This issue addresses a variety of issues regarding the measurement and evaluation of fundraising costs and activities. Topics examined include watchdog groups and the effect of their ratings on public perceptions; emerging data on workplace solicitation of federal employees; and summary results from a national study of nonprofit fundraising and administrative costs. Contributors present innovative concepts such as a vision for using the price of outcomes to encourage funder support of particular social service delivery programs as well as cautionary satire against using simple ratios to gauge fundraising efficiency that can mask the "ill–intentioned fundraising abusers" who place profit above mission. The culminating chapter presents the findings of a trio of nonprofit accounting professors who analyze professional fundraising firms, demonstrating that solicitation firms often keep most of the contributions in most campaigns.

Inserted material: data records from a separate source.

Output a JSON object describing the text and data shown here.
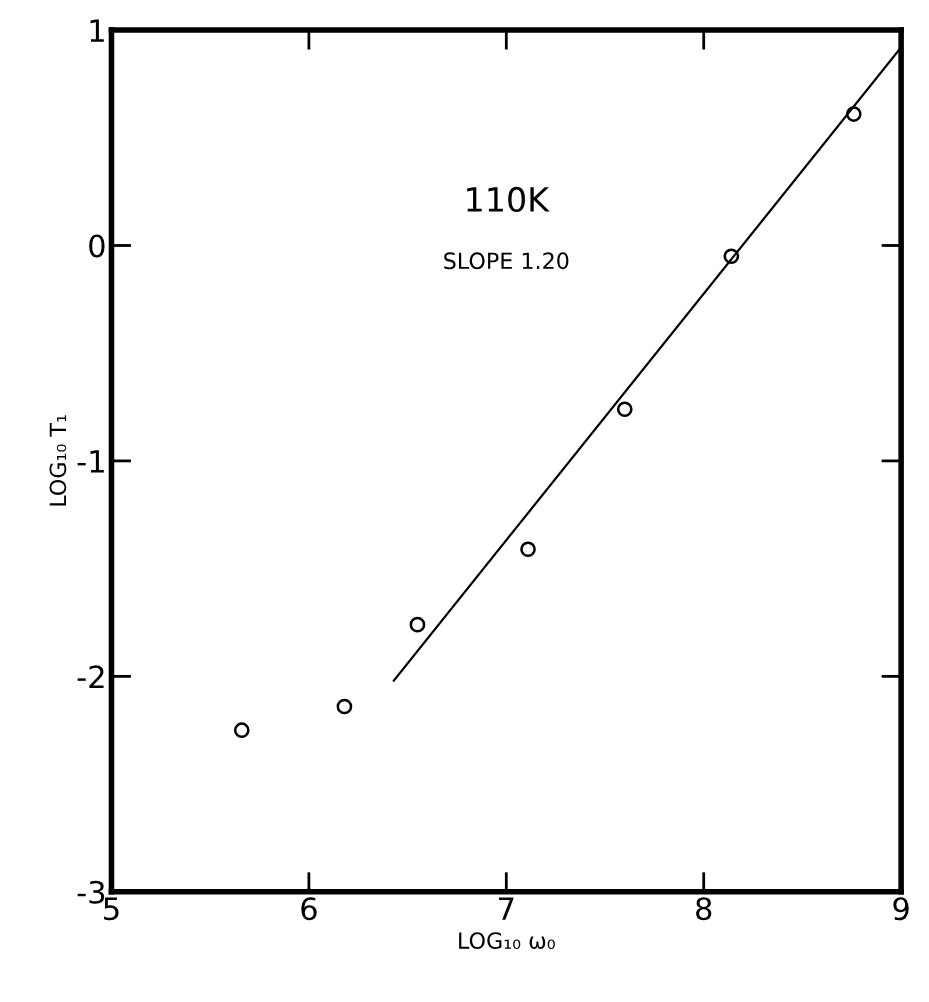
{
  "chart_data": {
    "type": "scatter",
    "xlabel": "LOG₁₀ ω₀",
    "ylabel": "LOG₁₀ T₁",
    "annotations": [
      "110K",
      "SLOPE 1.20"
    ],
    "series": [
      {
        "color": "#000000",
        "marker": "circle",
        "x": [
          5.66,
          6.18,
          6.55,
          7.11,
          7.6,
          8.14,
          8.76
        ],
        "values": [
          -2.25,
          -2.14,
          -1.76,
          -1.41,
          -0.76,
          -0.05,
          0.61
        ]
      },
      {
        "type": "line",
        "color": "#000000",
        "marker": "none",
        "line_style": "solid",
        "x": [
          6.43,
          9.0
        ],
        "values": [
          -2.02,
          0.92
        ]
      }
    ],
    "xlim": [
      5,
      9
    ],
    "ylim": [
      -3,
      1
    ],
    "xticks": [
      5,
      6,
      7,
      8,
      9
    ],
    "yticks": [
      {
        "value": -3,
        "label": "-3"
      },
      {
        "value": -2,
        "label": "-2"
      },
      {
        "value": -1,
        "label": "-1"
      },
      0,
      1
    ],
    "grid": false,
    "legend": false
  }
}
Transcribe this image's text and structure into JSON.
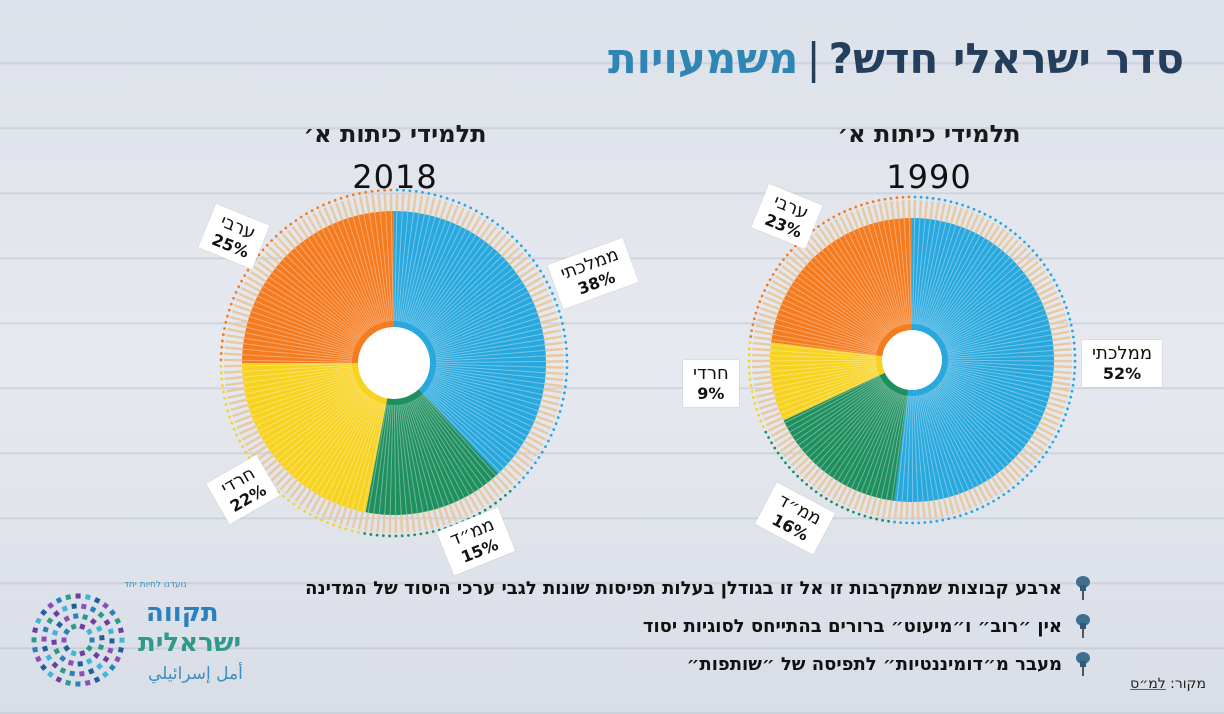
{
  "title": {
    "main": "סדר ישראלי חדש?",
    "separator": "|",
    "accent": "משמעויות"
  },
  "chart_data": [
    {
      "type": "pie",
      "title": "תלמידי כיתות א׳",
      "subtitle": "1990",
      "slices": [
        {
          "name": "ממלכתי",
          "value": 52,
          "label": "52%",
          "color": "#29a8de"
        },
        {
          "name": "ממ״ד",
          "value": 16,
          "label": "16%",
          "color": "#1f8f5f"
        },
        {
          "name": "חרדי",
          "value": 9,
          "label": "9%",
          "color": "#f7d21f"
        },
        {
          "name": "ערבי",
          "value": 23,
          "label": "23%",
          "color": "#f47b20"
        }
      ]
    },
    {
      "type": "pie",
      "title": "תלמידי כיתות א׳",
      "subtitle": "2018",
      "slices": [
        {
          "name": "ממלכתי",
          "value": 38,
          "label": "38%",
          "color": "#29a8de"
        },
        {
          "name": "ממ״ד",
          "value": 15,
          "label": "15%",
          "color": "#1f8f5f"
        },
        {
          "name": "חרדי",
          "value": 22,
          "label": "22%",
          "color": "#f7d21f"
        },
        {
          "name": "ערבי",
          "value": 25,
          "label": "25%",
          "color": "#f47b20"
        }
      ]
    }
  ],
  "bullets": [
    "ארבע קבוצות שמתקרבות זו אל זו בגודלן בעלות תפיסות שונות לגבי ערכי היסוד של המדינה",
    "אין ״רוב״ ו״מיעוט״ ברורים בהתייחס לסוגיות יסוד",
    "מעבר מ״דומיננטיות״ לתפיסה של ״שותפות״"
  ],
  "source": {
    "label": "מקור:",
    "value": "למ״ס"
  },
  "logo": {
    "line1": "תקווה",
    "line2": "ישראלית",
    "line3": "أمل إسرائيلي",
    "tagline": "נועדנו לחיות יחד",
    "icon": "pencil-dots-circle-icon"
  },
  "icons": {
    "bullet": "pushpin-icon"
  }
}
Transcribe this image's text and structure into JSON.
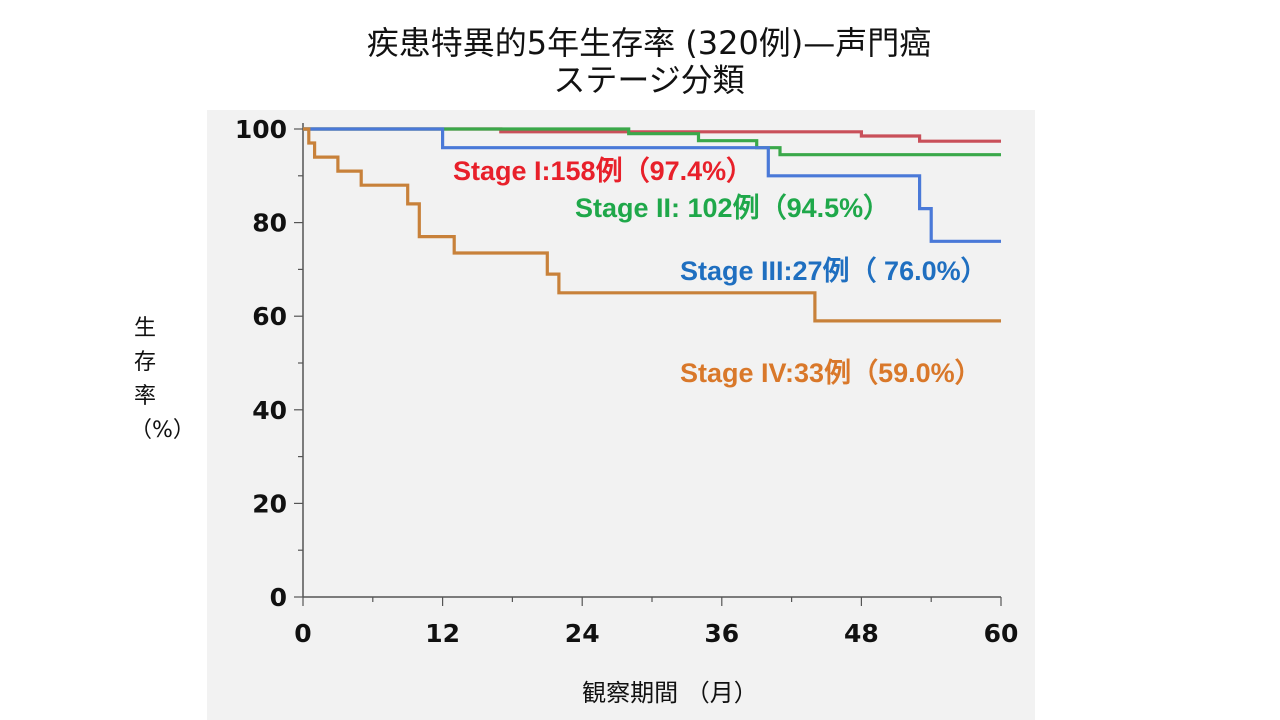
{
  "chart_data": {
    "type": "line",
    "title": "疾患特異的5年生存率 (320例)—声門癌",
    "subtitle": "ステージ分類",
    "xlabel": "観察期間 （月）",
    "ylabel": "生存率（%）",
    "ylabel_chars": [
      "生",
      "存",
      "率",
      "（%）"
    ],
    "xlim": [
      0,
      60
    ],
    "ylim": [
      0,
      100
    ],
    "x_ticks": [
      0,
      12,
      24,
      36,
      48,
      60
    ],
    "y_ticks": [
      0,
      20,
      40,
      60,
      80,
      100
    ],
    "grid": false,
    "series": [
      {
        "name": "Stage I:158例（97.4%）",
        "color": "#c9505a",
        "label_color": "#e8202a",
        "points": [
          [
            0,
            100
          ],
          [
            17,
            100
          ],
          [
            17,
            99.4
          ],
          [
            48,
            99.4
          ],
          [
            48,
            98.5
          ],
          [
            53,
            98.5
          ],
          [
            53,
            97.4
          ],
          [
            60,
            97.4
          ]
        ]
      },
      {
        "name": "Stage II: 102例（94.5%）",
        "color": "#3aa84a",
        "label_color": "#1fa84a",
        "points": [
          [
            0,
            100
          ],
          [
            28,
            100
          ],
          [
            28,
            99
          ],
          [
            34,
            99
          ],
          [
            34,
            97.5
          ],
          [
            39,
            97.5
          ],
          [
            39,
            96
          ],
          [
            41,
            96
          ],
          [
            41,
            94.5
          ],
          [
            60,
            94.5
          ]
        ]
      },
      {
        "name": "Stage III:27例（ 76.0%）",
        "color": "#4a79d8",
        "label_color": "#1f6fc0",
        "points": [
          [
            0,
            100
          ],
          [
            12,
            100
          ],
          [
            12,
            96
          ],
          [
            40,
            96
          ],
          [
            40,
            90
          ],
          [
            53,
            90
          ],
          [
            53,
            83
          ],
          [
            54,
            83
          ],
          [
            54,
            76
          ],
          [
            60,
            76
          ]
        ]
      },
      {
        "name": "Stage IV:33例（59.0%）",
        "color": "#c8813a",
        "label_color": "#d9782a",
        "points": [
          [
            0,
            100
          ],
          [
            0.5,
            100
          ],
          [
            0.5,
            97
          ],
          [
            1,
            97
          ],
          [
            1,
            94
          ],
          [
            3,
            94
          ],
          [
            3,
            91
          ],
          [
            5,
            91
          ],
          [
            5,
            88
          ],
          [
            9,
            88
          ],
          [
            9,
            84
          ],
          [
            10,
            84
          ],
          [
            10,
            77
          ],
          [
            13,
            77
          ],
          [
            13,
            73.5
          ],
          [
            21,
            73.5
          ],
          [
            21,
            69
          ],
          [
            22,
            69
          ],
          [
            22,
            65
          ],
          [
            44,
            65
          ],
          [
            44,
            59
          ],
          [
            60,
            59
          ]
        ]
      }
    ]
  }
}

Taken together, the chapters reflect three major themes in evaluation and measurement of fundraising today. First, research on fundraising has the definite benefit of teaching students of the field what the field looks like. Secondly, the issue s contributors explore the quality of information we have when we seek to measure and evaluate charities and their fundraising activities. Finally, this issue sheds a much–needed light on the kinds of decisions people make from evaluation of fundraising and argues that the result is that the bottom line and financial efficiency have become the measures by which we assess charities in the United States.
This is the 100th issue of the Jossey–Bass quarterly journal New Directions for Philanthropic Fundraising.